There will be no need to cite specific sites of the experts who provided those “best” answers if they don’t want to either. Lack of citations is something they already got a slap on the wrist for when Bard first rolled into their AI search.
And if Google wants to keep folks on Search, they won’t link out to anything. This is akin to TikTok and Instagram only having links in bios.
After all, who would want to read through a forum of discussion or click links to anywhere if they can get a trusted answer by just asking Google – sort of like millions upon millions of folks do with ChatGPT right now?
I Don’t Work for Google
I’ve been saying this since 2014 when Google launched Featured Snippets.
Do y’all remember when they would have an excerpt from one post and an image from another post?
And do you recall when they started giving the whole answer in the snippet so that there was no reason to click over to the post, even if there was a link?
The whole point of Featured Snippets was to make Google THE go-to search engine to get a quick answer.
While there, folks would also see ads – and Google gets paid.
Then the culture changed and folks started watching more videos.
So, Google began featuring YouTube videos in Search.
At least YouTube creators get paid for that watch time. And again, Google makes money from the ads run in those videos too.
No such “creator fund” is being considered for all the text content we create that they will feature.
We Need Clicks
At least with the Featured Snippet, we do get a link for a potential click.
And sometimes we get a link in the “People Also Ask” section.
And we definitely get a way to grab subscribers and have links in YouTube videos.

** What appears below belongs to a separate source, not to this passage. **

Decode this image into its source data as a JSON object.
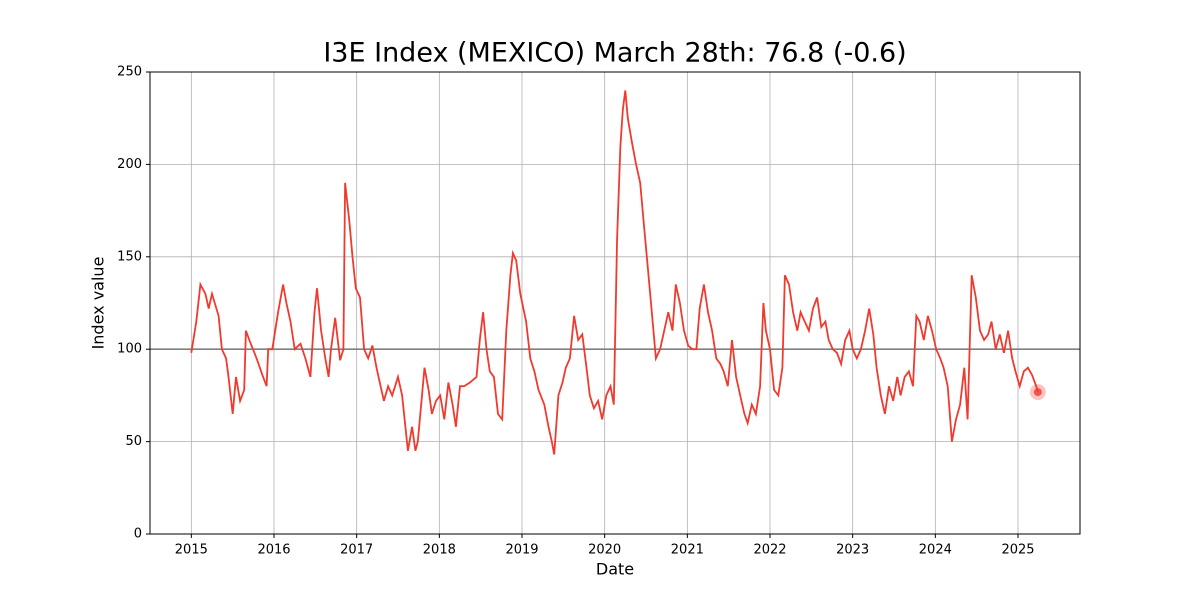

So, what do we need to do with this new focus on forum experts?
I’m digging into that right now and making a plan for us.
And it will be a “if you can’t beat ‘em, then join ‘em” plan where you can win at this game.

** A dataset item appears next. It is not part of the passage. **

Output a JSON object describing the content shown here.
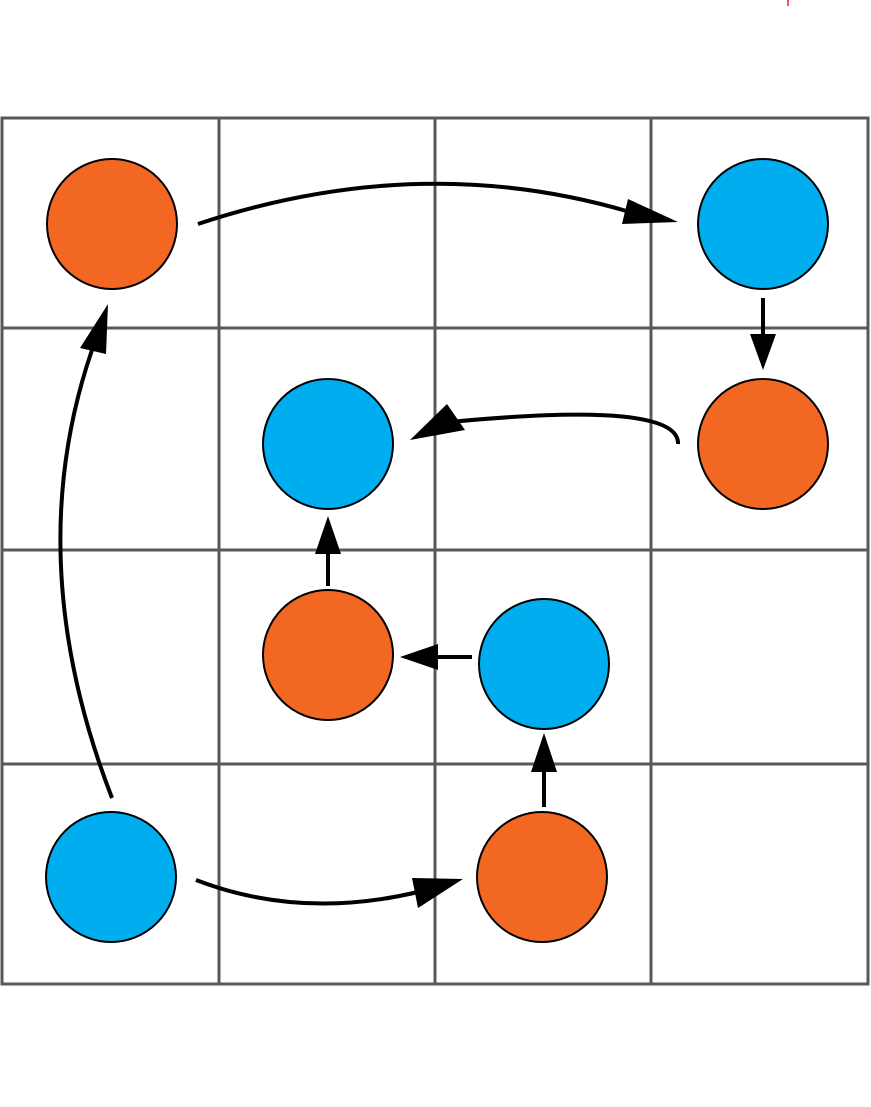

I also believe it will help us recover faster from the Helpful Content Update too.
This will be the new focus of the DIY SEO course for the rest of this year and 2024.
Get your big savings now, and get ahead of this curve. No coupon needed.

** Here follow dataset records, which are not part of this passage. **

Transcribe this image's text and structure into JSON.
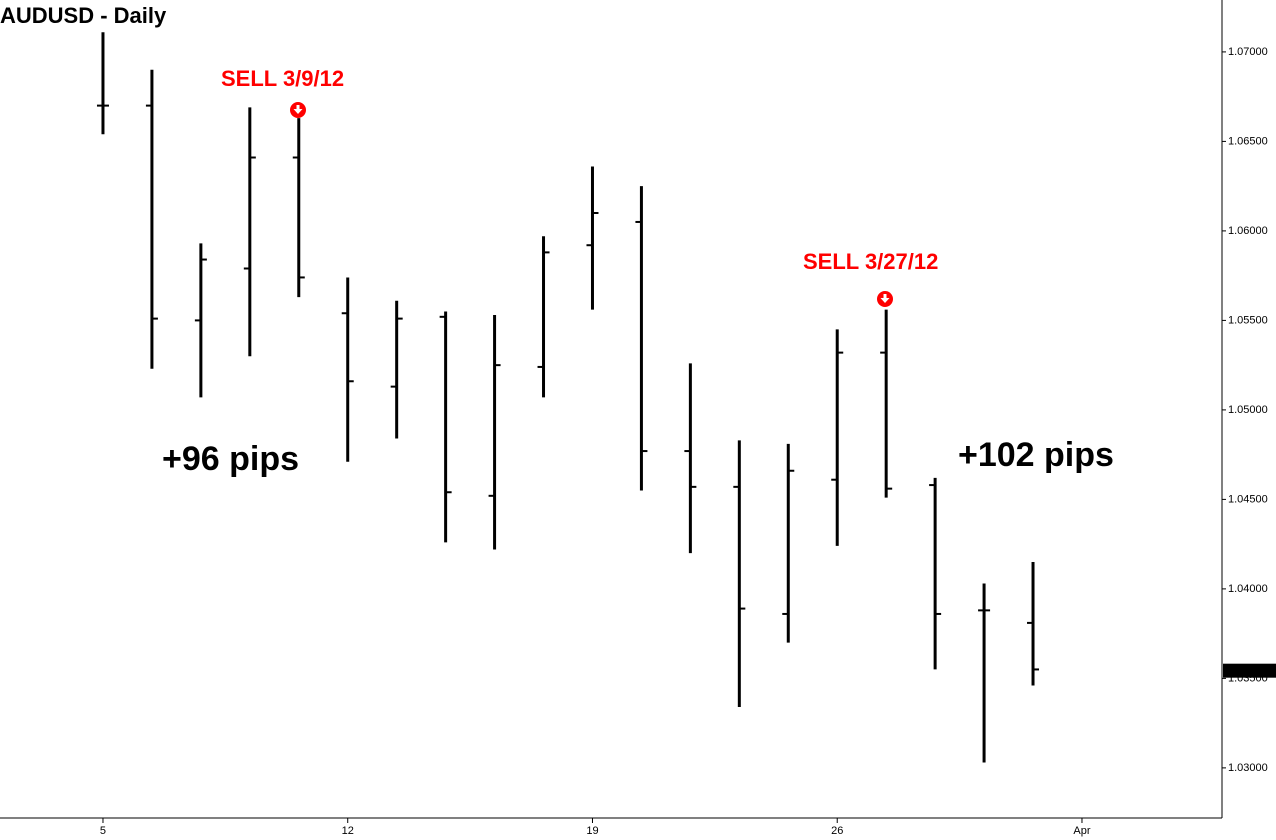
{
  "chart_data": {
    "type": "ohlc",
    "title": "AUDUSD - Daily",
    "categories": [
      "5",
      null,
      null,
      null,
      null,
      "12",
      null,
      null,
      null,
      null,
      "19",
      null,
      null,
      null,
      null,
      "26",
      null,
      null,
      null,
      null,
      "Apr"
    ],
    "open": [
      1.067,
      1.067,
      1.055,
      1.0579,
      1.0641,
      1.0554,
      1.0513,
      1.0552,
      1.0452,
      1.0524,
      1.0592,
      1.0605,
      1.0477,
      1.0457,
      1.0386,
      1.0461,
      1.0532,
      1.0458,
      1.0388,
      1.0381,
      null
    ],
    "high": [
      1.0711,
      1.069,
      1.0593,
      1.0669,
      1.0663,
      1.0574,
      1.0561,
      1.0555,
      1.0553,
      1.0597,
      1.0636,
      1.0625,
      1.0526,
      1.0483,
      1.0481,
      1.0545,
      1.0556,
      1.0462,
      1.0403,
      1.0415,
      null
    ],
    "low": [
      1.0654,
      1.0523,
      1.0507,
      1.053,
      1.0563,
      1.0471,
      1.0484,
      1.0426,
      1.0422,
      1.0507,
      1.0556,
      1.0455,
      1.042,
      1.0334,
      1.037,
      1.0424,
      1.0451,
      1.0355,
      1.0303,
      1.0346,
      null
    ],
    "close": [
      1.067,
      1.0551,
      1.0584,
      1.0641,
      1.0574,
      1.0516,
      1.0551,
      1.0454,
      1.0525,
      1.0588,
      1.061,
      1.0477,
      1.0457,
      1.0389,
      1.0466,
      1.0532,
      1.0456,
      1.0386,
      1.0388,
      1.0355,
      null
    ],
    "color": "#000000",
    "ylim": [
      1.0272,
      1.0729
    ],
    "yticks": [
      {
        "value": 1.03,
        "label": "1.03000"
      },
      {
        "value": 1.035,
        "label": "1.03500"
      },
      {
        "value": 1.04,
        "label": "1.04000"
      },
      {
        "value": 1.045,
        "label": "1.04500"
      },
      {
        "value": 1.05,
        "label": "1.05000"
      },
      {
        "value": 1.055,
        "label": "1.05500"
      },
      {
        "value": 1.06,
        "label": "1.06000"
      },
      {
        "value": 1.065,
        "label": "1.06500"
      },
      {
        "value": 1.07,
        "label": "1.07000"
      }
    ],
    "last_price": {
      "value": 1.03543,
      "label": "1.03543"
    },
    "annotations": [
      {
        "text": "SELL 3/9/12",
        "color": "#ff0000"
      },
      {
        "text": "SELL 3/27/12",
        "color": "#ff0000"
      },
      {
        "text": "+96 pips",
        "color": "#000000"
      },
      {
        "text": "+102 pips",
        "color": "#000000"
      }
    ]
  }
}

:D I really have to laugh about your description of Google as “THE go-to search engine to get a quick answer”. ROFL
My very personal Google search experience: in nearly 7 out of 10 cases I do NOT find anything via Google anymore. Their algorithm, at least here in Australia, has turned to shit and seems to be only centered around “sell, sell, sell some more”.
A typical example from about a week ago: I wanted to warn a good friend about putting flexible solar panels on their camper, because I know from numerous people that these don’t last long. (They deteriorate in the sun, to the point that the top layer becomes brittle and falls off or becomes all milky. And their efficiency is very bad in hot weather because they lack ventilation behind.)
Anyhow, I wanted to quickly find some examples, either photos or forum entries. “Quickly” turned into over 20 minutes of frustrating searches – until I gave up and looked some forums I’m a member of. I was successful in less than 5 minutes and found more examples than I needed.
With Google I had tried all sorts of different search terms, including “damage” in quotation marks – but Google now ignores this. All I got, whichever way I tried, was ads for panels, shiny new panels with no damage!
Then another day, I searched for a ‘2 burner RV gas stove’ and 70% of results were for household stoves. These cannot be used in a moving RV (and aren’t legal!) because the burner tops aren’t fixed and can dislodge – causing an uncontrolled flame if you light them = extremely dangerous!
…and so on…
Give me back the old days of Altavista! That was a “Find Engine”, not an endless “Search Engine”. But of course Google’s first aim was to monopolise the search market; and they’re still at it with their “artificial stupidity”.
It must be an Australian Google thing. I did both of the searches you mentioned and it returned fantastic results right away, including a featured snippet of why not to use flexable solar panels on RVs, as well as stoves that are specifically made for RVs. Have you considered getting a VPN and using an IP that is from the US or such? You may get far better results.